Fede e scienza
Eleonora Porcu e la vera laicità…
di Gianni Mussini
In certi contesti l’essere “cattolico” ti tappa la bocca sul nascere: non hai diritto di argomentare perché le tue osservazioni sono fondate sul catechismo, non sulla ragione e sulla scienza. Eppure Copernico, Mendel, Lejeune e tantissimi altri erano cattolici; Eulero e Keplero, per citarne solo due. La fede non è mai un ostacolo alla scienza, anzi, la arricchisce di sfumature e profondità.
«Difendere il destino degli embrioni non può essere semplicemente compito o fissazione dei cattolici, non è meramente materia di fede religiosa.

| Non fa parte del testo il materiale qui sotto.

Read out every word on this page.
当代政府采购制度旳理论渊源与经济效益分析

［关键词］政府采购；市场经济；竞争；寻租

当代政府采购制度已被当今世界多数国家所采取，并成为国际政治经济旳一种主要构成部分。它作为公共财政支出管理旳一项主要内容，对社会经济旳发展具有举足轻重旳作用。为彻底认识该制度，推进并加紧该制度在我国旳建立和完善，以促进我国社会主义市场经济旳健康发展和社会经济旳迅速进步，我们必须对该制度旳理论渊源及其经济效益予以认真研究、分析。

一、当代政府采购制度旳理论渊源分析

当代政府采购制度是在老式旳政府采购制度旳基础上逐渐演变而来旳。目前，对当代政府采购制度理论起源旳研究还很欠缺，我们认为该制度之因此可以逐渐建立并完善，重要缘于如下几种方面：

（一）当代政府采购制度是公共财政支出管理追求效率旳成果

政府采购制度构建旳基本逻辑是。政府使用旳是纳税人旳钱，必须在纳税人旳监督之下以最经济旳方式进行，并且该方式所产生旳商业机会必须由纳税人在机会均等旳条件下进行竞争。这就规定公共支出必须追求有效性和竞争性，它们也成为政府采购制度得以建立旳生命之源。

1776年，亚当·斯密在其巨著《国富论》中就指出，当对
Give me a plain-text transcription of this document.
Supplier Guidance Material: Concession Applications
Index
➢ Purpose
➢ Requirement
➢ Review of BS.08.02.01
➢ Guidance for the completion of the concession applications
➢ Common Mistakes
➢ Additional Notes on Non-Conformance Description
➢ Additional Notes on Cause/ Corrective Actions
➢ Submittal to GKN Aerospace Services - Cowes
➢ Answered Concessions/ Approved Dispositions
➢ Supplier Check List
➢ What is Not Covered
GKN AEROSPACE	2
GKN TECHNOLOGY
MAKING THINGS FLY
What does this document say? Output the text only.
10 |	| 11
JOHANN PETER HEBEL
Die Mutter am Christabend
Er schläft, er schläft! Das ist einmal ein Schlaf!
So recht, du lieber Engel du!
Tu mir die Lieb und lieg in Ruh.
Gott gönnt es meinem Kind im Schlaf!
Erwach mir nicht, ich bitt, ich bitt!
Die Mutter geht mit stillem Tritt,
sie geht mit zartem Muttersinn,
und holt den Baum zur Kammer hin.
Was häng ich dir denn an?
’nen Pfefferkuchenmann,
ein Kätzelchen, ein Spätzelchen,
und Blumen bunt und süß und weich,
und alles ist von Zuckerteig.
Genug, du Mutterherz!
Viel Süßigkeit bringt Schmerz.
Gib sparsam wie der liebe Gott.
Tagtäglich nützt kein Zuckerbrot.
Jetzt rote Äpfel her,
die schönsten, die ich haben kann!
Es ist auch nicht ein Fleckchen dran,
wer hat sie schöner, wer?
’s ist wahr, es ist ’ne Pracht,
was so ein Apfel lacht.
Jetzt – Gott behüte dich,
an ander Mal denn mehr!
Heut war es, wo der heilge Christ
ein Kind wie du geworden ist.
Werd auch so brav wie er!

È problema che tocca tutti, laici, atei, semplicemente uomini. Non c’ è bisogno di credere che l’embrione abbia un’anima».
Si era negli anni appena precedenti il Referendum sulla fecondazione artificiale del 2005, voluto dai radicali per affossare la legge 40 e liberalizzare totalmente – con tale pratica – anche la manipolazione dell’embrione umano ai fini eugenetici e di sperimentazione. Il Referendum fallì dinanzi a un bene organizzato schieramento che vedeva insieme i cattolici e i cosiddetti “laici” delle diverse appartenenze politiche (di destra e di sinistra) che avevano approvato la legge convinti del principio democratico che l’individuo umano andasse tutelato sin dal concepimento: “L’embrione non è una muffa”, dichiarò l’allora presidente del Senato, Marcello Pera, di area liberale.
Nel fronte avverso, oltre alla grande stampa e a tutti i cantori di quello che Pier Paolo Pasolini aveva definito una volta per tutte come “potere reale”, c’erano anche intellettuali e scienziati di indubbio valore. Tra questi il professor Carlo Flamigni (1933-2020), docente universitario di ginecologia e ostetricia nonché presidente onorario dell’UAAR (Unione degli Atei e degli Agnostici Razionalisti) e dell’AIED (Associazione italiana per l’educazione demografica): due realtà che sin dal nome appaiono molto schierate sul piano ideologico. Ma Flamigni, oltre a una grande abilità clinica, aveva anche – da buon romagnolo – una profonda carica umana che lo rendeva simpatico anche a chi, come me, non condivideva nulla delle sue posizioni.
Il 23 giugno del 2002, a due anni dall’approvazione della legge 40 e a tre anni dal Referendum che l’avrebbe trionfalmente confermata grazie a un record storico di astensioni, uscì sul Corriere della salute uno scambio di opinioni tra Flamigni ed Eleonora Porcu, una sua allieva che a lungo aveva lavorato con lui nel campo della fecondazione artificiale, condividendo la pratica del congelamento dei cosiddetti embrioni soprannumerari (quelli cioè non impiantati dopo essere stati prodotti in vitro). La frase con cui si apre questo articolo è proprio tratta da quello scambio.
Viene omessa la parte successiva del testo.